Van Mieghem NM, Unverdorben M, Hengstenberg C, et al. - The data illustrated that edoxaban was noninferior to vitamin K antagonists as determined by a hazard ratio margin of 38% for a composite primary outcome of adverse clinical events in patients with mainly prevalent atrial fibrillation who underwent successful transcatheter aortic valve replacement (TAVR). Compared with vitamin K antagonists, the incidence of major bleeding was higher with edoxaban.

• Researchers performed a multicenter, prospective, randomized, open-label, adjudicator-masked trial comparing edoxaban with vitamin K antagonists in patients with prevalent or incident atrial fibrillation as the indication for oral anticoagulation after successful TAVR.

• The study enrolled a total of 1,426 patients (713 in each group). In this study, 82.1 years was the mean age of the patients, and 47.5% of the patients were women.

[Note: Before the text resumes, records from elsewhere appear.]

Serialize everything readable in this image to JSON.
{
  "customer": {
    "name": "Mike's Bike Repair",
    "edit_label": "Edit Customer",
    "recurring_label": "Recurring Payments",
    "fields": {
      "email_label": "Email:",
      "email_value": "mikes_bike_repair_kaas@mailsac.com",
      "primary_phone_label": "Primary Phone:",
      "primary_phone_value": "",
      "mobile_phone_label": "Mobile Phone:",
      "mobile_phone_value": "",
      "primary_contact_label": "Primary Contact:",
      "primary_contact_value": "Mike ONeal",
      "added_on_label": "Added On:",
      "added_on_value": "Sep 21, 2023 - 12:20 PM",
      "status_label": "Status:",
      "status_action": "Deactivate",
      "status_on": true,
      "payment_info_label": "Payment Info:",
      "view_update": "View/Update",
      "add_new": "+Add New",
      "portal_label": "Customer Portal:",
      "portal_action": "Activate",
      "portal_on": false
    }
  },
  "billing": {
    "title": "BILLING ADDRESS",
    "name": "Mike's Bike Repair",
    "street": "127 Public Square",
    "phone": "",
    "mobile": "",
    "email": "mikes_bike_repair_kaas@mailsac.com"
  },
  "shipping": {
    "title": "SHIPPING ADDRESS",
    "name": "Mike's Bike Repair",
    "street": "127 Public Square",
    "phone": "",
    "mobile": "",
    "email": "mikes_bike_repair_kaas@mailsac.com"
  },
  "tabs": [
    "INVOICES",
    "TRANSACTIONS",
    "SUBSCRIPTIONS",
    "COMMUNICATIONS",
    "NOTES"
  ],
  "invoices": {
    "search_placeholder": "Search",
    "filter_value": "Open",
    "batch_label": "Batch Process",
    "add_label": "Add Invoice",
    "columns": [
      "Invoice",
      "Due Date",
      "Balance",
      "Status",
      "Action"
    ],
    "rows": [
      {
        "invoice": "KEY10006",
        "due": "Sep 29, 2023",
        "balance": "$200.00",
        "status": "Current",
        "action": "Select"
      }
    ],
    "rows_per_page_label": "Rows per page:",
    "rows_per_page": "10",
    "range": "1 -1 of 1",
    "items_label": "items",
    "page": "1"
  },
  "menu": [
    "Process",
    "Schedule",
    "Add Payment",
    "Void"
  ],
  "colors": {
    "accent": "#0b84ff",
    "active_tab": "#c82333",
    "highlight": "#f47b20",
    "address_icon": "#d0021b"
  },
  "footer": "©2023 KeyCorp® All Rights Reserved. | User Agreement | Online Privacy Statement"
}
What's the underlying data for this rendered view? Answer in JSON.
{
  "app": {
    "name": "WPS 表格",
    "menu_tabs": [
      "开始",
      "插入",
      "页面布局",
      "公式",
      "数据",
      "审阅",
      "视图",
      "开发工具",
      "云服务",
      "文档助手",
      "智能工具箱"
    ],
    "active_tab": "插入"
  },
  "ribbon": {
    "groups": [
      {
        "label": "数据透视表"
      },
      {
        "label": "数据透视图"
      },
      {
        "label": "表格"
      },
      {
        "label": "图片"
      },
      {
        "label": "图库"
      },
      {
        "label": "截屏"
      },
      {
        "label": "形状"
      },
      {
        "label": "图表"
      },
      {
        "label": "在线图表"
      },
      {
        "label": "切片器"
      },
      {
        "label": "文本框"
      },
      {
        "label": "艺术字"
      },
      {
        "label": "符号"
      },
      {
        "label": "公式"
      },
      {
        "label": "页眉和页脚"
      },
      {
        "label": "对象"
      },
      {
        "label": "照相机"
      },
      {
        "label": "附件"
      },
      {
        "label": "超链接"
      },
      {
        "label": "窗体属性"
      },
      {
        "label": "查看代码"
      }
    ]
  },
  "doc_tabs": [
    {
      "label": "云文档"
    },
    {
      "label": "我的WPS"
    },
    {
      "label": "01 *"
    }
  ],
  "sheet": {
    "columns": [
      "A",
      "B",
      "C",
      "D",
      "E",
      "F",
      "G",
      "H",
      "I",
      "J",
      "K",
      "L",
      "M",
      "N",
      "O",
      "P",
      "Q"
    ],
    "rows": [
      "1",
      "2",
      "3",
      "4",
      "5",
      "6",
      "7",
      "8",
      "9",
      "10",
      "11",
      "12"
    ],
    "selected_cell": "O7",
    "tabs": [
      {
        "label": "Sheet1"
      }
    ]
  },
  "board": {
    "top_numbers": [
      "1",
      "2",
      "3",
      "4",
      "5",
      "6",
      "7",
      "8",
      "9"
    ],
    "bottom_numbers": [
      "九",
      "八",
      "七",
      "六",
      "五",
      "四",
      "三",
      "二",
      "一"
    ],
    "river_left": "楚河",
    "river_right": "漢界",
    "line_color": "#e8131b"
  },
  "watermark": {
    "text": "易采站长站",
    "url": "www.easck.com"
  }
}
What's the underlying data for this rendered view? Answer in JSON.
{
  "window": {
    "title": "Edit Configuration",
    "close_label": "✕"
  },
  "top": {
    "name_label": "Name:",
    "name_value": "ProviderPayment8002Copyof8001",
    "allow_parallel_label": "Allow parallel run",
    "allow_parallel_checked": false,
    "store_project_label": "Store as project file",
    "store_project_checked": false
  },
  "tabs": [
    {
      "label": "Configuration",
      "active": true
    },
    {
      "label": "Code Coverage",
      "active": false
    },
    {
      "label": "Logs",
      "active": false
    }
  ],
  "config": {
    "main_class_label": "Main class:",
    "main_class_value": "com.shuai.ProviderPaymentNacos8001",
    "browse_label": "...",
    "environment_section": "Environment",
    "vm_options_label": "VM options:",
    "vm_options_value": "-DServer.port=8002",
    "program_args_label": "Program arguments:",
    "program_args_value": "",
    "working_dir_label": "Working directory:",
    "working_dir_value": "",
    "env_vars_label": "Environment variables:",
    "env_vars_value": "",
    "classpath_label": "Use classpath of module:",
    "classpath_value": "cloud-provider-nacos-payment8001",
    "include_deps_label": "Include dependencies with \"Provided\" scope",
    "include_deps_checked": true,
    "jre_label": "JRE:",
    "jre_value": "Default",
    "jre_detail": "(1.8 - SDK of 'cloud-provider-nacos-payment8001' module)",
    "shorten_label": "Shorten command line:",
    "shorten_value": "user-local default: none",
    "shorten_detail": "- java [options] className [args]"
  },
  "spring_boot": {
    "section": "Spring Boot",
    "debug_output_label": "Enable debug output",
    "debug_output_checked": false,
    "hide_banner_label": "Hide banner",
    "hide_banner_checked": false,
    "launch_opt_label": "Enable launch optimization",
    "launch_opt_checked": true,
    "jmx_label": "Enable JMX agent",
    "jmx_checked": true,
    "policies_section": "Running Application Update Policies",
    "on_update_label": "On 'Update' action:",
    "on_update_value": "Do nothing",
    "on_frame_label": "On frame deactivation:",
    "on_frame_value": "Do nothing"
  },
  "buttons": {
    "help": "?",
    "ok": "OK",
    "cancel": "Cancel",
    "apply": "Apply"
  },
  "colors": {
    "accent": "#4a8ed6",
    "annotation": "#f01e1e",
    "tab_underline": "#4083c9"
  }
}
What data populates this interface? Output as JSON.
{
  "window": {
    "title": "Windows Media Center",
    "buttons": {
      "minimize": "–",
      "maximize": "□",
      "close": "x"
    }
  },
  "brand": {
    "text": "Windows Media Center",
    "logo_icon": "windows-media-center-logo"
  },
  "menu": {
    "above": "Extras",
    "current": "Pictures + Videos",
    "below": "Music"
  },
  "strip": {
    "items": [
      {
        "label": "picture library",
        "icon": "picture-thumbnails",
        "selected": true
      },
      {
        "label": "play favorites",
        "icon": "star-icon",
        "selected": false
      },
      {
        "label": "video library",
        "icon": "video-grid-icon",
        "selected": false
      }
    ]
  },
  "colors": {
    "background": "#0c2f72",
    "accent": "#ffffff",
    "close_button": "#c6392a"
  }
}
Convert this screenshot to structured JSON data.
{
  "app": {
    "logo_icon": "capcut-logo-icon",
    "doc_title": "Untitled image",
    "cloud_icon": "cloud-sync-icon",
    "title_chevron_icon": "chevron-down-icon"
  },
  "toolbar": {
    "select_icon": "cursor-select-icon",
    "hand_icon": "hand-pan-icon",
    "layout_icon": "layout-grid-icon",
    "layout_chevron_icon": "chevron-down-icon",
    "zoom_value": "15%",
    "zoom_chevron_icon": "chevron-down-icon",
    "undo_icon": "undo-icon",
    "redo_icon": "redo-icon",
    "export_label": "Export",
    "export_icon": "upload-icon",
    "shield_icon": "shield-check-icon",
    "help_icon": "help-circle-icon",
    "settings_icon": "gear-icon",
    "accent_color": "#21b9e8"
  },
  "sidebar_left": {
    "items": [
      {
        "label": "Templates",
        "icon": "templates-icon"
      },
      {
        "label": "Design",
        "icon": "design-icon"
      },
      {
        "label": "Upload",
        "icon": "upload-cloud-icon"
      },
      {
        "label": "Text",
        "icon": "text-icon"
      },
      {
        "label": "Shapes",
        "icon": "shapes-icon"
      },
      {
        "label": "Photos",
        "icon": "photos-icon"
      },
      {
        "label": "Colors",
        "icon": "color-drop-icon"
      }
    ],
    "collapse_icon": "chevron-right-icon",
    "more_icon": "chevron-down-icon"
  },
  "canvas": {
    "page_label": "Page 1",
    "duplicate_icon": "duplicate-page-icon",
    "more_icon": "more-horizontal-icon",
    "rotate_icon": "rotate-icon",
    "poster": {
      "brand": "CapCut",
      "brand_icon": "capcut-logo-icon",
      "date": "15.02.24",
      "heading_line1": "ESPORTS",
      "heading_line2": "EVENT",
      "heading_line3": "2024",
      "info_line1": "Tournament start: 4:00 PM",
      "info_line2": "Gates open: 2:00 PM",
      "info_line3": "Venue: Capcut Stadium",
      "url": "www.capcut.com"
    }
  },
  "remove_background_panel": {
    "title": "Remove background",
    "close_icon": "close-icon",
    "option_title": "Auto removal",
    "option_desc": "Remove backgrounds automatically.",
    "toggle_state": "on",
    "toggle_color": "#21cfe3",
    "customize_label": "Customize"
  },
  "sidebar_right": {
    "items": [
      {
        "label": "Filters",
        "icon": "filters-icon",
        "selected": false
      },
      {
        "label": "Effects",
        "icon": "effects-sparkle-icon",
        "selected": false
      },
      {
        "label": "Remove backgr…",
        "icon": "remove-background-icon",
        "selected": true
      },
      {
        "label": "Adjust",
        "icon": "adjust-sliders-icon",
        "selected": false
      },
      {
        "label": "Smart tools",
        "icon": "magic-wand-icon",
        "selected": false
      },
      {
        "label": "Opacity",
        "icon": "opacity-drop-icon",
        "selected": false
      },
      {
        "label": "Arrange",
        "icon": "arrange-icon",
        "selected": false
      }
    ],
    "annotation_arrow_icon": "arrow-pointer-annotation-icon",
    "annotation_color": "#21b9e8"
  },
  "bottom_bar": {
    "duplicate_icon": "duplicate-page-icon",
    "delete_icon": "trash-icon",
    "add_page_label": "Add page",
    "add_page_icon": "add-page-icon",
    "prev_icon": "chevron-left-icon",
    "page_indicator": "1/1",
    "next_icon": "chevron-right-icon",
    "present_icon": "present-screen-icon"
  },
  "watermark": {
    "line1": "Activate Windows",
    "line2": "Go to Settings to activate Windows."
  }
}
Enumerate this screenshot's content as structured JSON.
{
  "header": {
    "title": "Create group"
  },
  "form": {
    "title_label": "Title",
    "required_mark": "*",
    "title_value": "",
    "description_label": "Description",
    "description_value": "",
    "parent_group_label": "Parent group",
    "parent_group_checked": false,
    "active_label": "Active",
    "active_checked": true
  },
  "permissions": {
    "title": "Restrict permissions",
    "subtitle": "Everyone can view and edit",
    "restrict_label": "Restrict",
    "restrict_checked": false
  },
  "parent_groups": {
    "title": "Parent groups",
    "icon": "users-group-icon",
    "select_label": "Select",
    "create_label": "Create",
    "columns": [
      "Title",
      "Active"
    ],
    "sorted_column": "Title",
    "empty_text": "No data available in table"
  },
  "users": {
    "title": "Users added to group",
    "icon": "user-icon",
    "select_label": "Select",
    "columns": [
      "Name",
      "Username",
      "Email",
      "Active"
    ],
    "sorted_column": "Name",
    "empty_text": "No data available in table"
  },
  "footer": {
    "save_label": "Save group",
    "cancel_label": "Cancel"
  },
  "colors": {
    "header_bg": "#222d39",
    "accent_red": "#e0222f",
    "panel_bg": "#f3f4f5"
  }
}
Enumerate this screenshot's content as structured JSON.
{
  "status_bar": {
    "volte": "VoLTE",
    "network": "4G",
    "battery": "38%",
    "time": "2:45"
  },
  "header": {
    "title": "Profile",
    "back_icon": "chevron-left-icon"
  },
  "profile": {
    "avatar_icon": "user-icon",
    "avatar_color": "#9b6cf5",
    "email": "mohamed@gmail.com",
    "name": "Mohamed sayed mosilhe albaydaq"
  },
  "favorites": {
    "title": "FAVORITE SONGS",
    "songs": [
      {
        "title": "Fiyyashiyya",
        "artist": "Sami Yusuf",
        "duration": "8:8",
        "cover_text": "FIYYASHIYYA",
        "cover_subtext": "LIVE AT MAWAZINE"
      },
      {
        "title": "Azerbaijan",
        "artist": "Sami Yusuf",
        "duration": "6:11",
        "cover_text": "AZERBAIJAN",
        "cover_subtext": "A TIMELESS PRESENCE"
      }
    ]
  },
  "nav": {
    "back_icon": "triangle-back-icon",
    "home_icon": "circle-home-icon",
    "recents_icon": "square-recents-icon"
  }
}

• The findings demonstrated that almost all the patients had atrial fibrillation before TAVR.

• The results showed that 17.3 per 100 person-years was the rate of the composite primary efficacy outcome in the edoxaban group and 16.5 per 100 person-years in the vitamin K antagonist group (hazard ratio, 1.05; 95% confidence interval [CI], 0.85 to 1.31; P=0.01 for noninferiority).

• It was shown that rates of major bleeding were 9.7 per 100 person-years and 7.0 per 100 person-years, respectively (hazard ratio, 1.40; 95% CI, 1.03 to 1.91; P=0.93 for noninferiority); the difference between groups was mainly due to more gastrointestinal bleeding with edoxaban.

• In the edoxaban group, rates of death from any cause or stroke were 10.0 per 100 person-years, and 11.7 per 100 person-years in the vitamin K antagonist group (hazard ratio, 0.85; 95% CI, 0.66 to 1.11).